The Savings and Investment Policy Project, created by an unprecedented industry grouping of leaders from across the UK’s financial services sector, has published a report indicating that the UK is not saving enough to cover day-to-day needs and that, by 2035, a point will be reached whereby succeeding generations of pensioners will be worse off than their predecessors.
However, the Savings and Investment Policy Project does believe that there is an opportunity to change attitudes towards saving and create new policies to avert the looming social and economic crisis.
The recent Budget reforms, giving more flexibility and choice, have been welcomed, but the Project has warned that the issue of people not saving early enough has yet to be addressed.

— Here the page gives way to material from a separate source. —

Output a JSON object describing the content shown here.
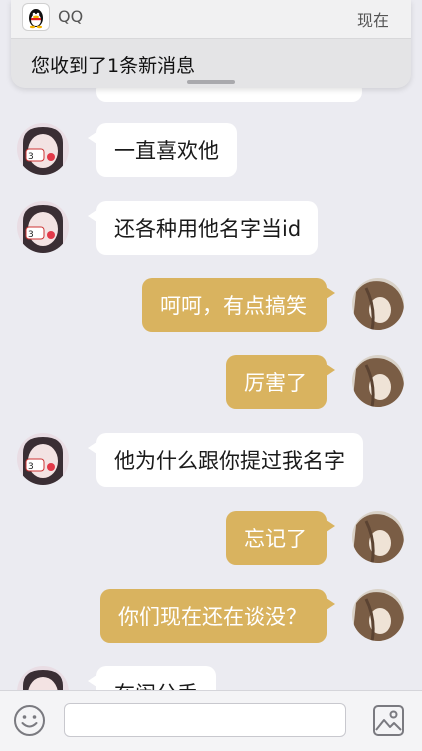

The Project wants to foster debate and discussion around the importance of saving to ensure a secure financial future for individuals, as well as proving beneficial for the prosperity of the UK as a whole.
In addition, the Project intends to develop policies to help rebuild confidence in long term savings, and will be ready to share its policies with the political parties in September of this year.
Paul Feeney, chief executive officer of Old Mutual Wealth, explained that in 1967 over 8m people personally saved for their retirement, but by 2011 that number had slumped to just 2.9m.
Feeney described initiatives such as the Savings and Investment Policy Project as essential to helping industry collaborate with others to develop plans that will reverse the downward trend in saving for retirement.
Feeney went on to say that the recent Budget announcements were likely to result in much greater flexibility for people entering retirement, and said that it was crucial for industry to work together to ensure that the public’s awareness regarding their retirement savings options is raised.